Un groupe représentatif de dirigeants communautaires, de responsables politiques et d’éducateurs partagent leurs réflexions dans un nouveau film qui, a été présenté en première à Kampala le mois dernier, devant un public, comprenant l’ancien Premier Ministre Kinto Musoke et d’autres dignitaires.
« Le développement n’a pas tenu ses promesses », déclare l’homme d’affaires Gimoro Laker-Ojok au début du film qui s’intitule “Ouvrir un espace – Le discours sur la science, la religion et le développement en Ouganda”.
« Dans les années 50 et 60, les disparités entre les riches et les pauvres en Ouganda n’étaient pas aussi marquées, poursuit Daisy Namono de « CELSOL Consulting Services », il est donc nécessaire de rechercher ce qui n’a pas fonctionné. »
Selon le Révérend Sam Ebukalin qui travaille avec un programme appelé Yiga Ng’ Okola (Apprenez en travaillant) : « Le développement a, pendant les 50 dernières années, manqué ses objectifs. … Que manque-t-il? »
« Dans certains cas, nous avons besoin de revenir à la case départ », explique Elizabeth Kharono, coordinatrice de programme pour « Living Earth Uganda ».
Produit par l’Institut d’études pour un monde prospère (« Institute for Studies in Global Prosperity »), association à but non lucratif associée à la Communauté internationale bahá’íe, le film développe ensuite l’argument que les programmes de développement ont tendance à considérer les pauvres comme “des ramassis de besoins” plutôt que comme « des contributeurs à la recherche de solutions ».
« Ils jugent les pauvres comme des gens qui n’ont rien à offrir », atteste Basil Wanzira de la Fondation pour le développement communautaire et l’atténuation de la pauvreté (« Poverty Alleviation Community Development Foundation »).
“Ouvrir un espace” promeut l’idée que les gens ne doivent pas être considérés comme des bénéficiaires passifs d’assistance, mais plutôt qu’ils devraient aider à formuler des plans d’action et ainsi être eux-mêmes vecteurs de changements. Et ils devraient pouvoir le faire en utilisant à la fois les connaissances acquises de la science et de la religion.
« Il est nécessaire d’acquérir une participation plus large, précisément de la part de ceux qui seront concernés par la procédure, explique dans le film le docteur J.J. Otim, conseiller présidentiel pour l’agriculture, nous croyons maintenant fermement en Ouganda que si le gouvernement désire mettre en place un projet, il doit alors suivre une approche participative, […] il ne doit pas être conçu dans des bureaux. »
Quelques autres thèmes clés apparaissent dans le film.
• Les êtres humains sont des êtres spirituels, aussi pour qu’un changement effectif se produise, les réalités spirituelles devraient être autant considérées que le bien-être matériel.
• La science et la religion proposent des systèmes de connaissance complémentaires, qui devraient tout deux être appliqués à la question du développement.
• Non seulement les pauvres ont besoin d’accéder à la connaissance afin de pouvoir s’atteler aux nombreux défis auxquels ils ont à faire face, mais ils devraient aussi contribuer à fournir les informations qui guident l’élaboration des décisions.

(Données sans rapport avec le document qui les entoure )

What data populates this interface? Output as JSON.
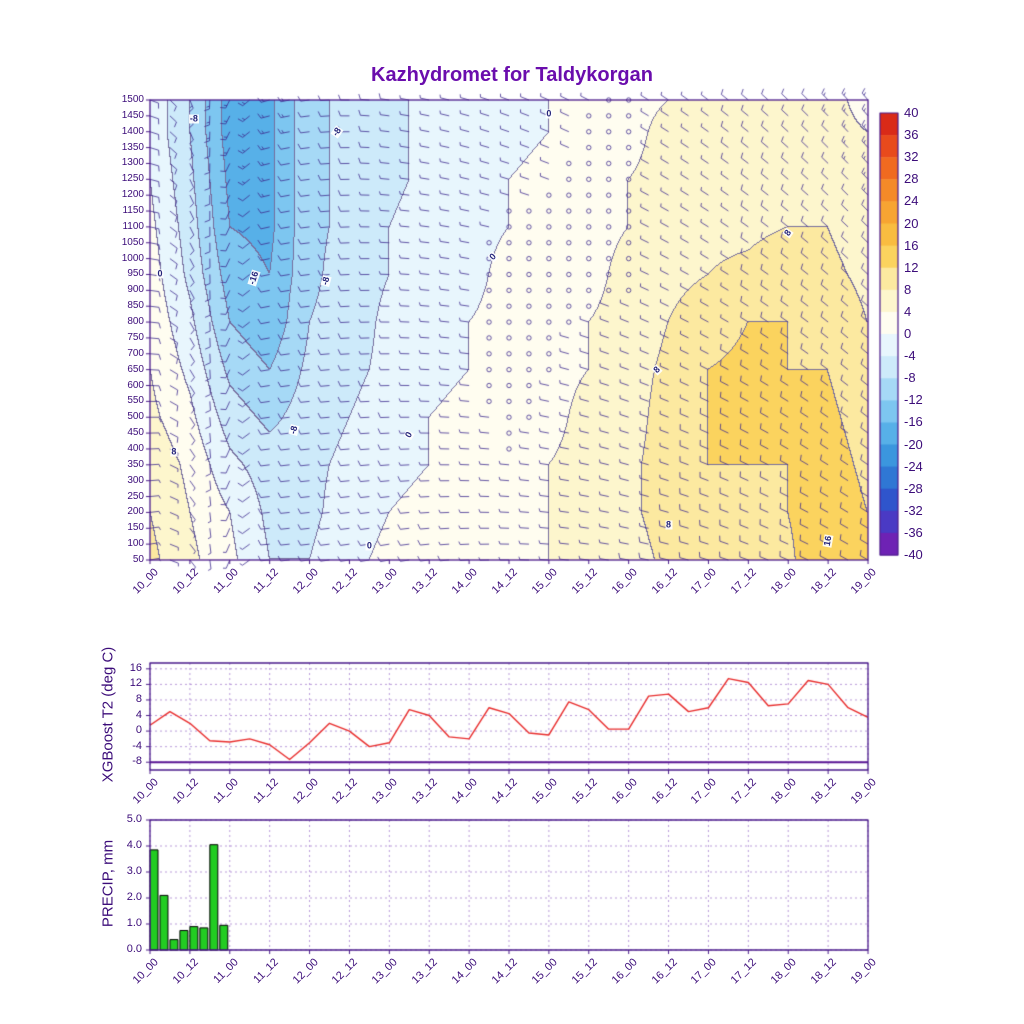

Rebecca Kadaga, députée, porte-parole du parlement, a prononcé le discours d’ouverture, en disant que les idées proposées dans le film étaient tellement convaincantes qu’elle ferait en sorte que tous les membres du parlement puissent voir le film.
« Il y avait beaucoup d’enthousiasme autour des possibilités que ce dialogue pourrait offrir, a déclaré George Olinga du Bureau Ougandais Bahá’í des Affaires Extérieures, Ce DVD a suscité de nombreuses idées nouvelles et différentes autour de la manière de penser le développement. »
Selon le docteur Haleh Arbab, directeur de l’ l’Institut d’études pour un monde prospère (Institute for Studies in Global Prosperity) il existe désormais en Ouganda quatre groupes de travail qui discutent du développement tel qu’il pourrait être mis en oeuvre en se basant sur les concepts énoncés dans le film.
« Nous souhaitons que les gens ne deviennent pas des consommateurs des programmes établis offerts par les organisations de développement, mais qu’ils deviennent des créateurs, des preneurs de décisions », ajoute-t elle.
L’Institut qu’elle dirige a promu, le dialogue sur le thème de la science, de la religion et du développement dans plusieurs pays et notamment en Inde, en sus de l’Ouganda, dans le cadre de sa mission d’explorer de nouveaux concepts et modèles de transformation sociale.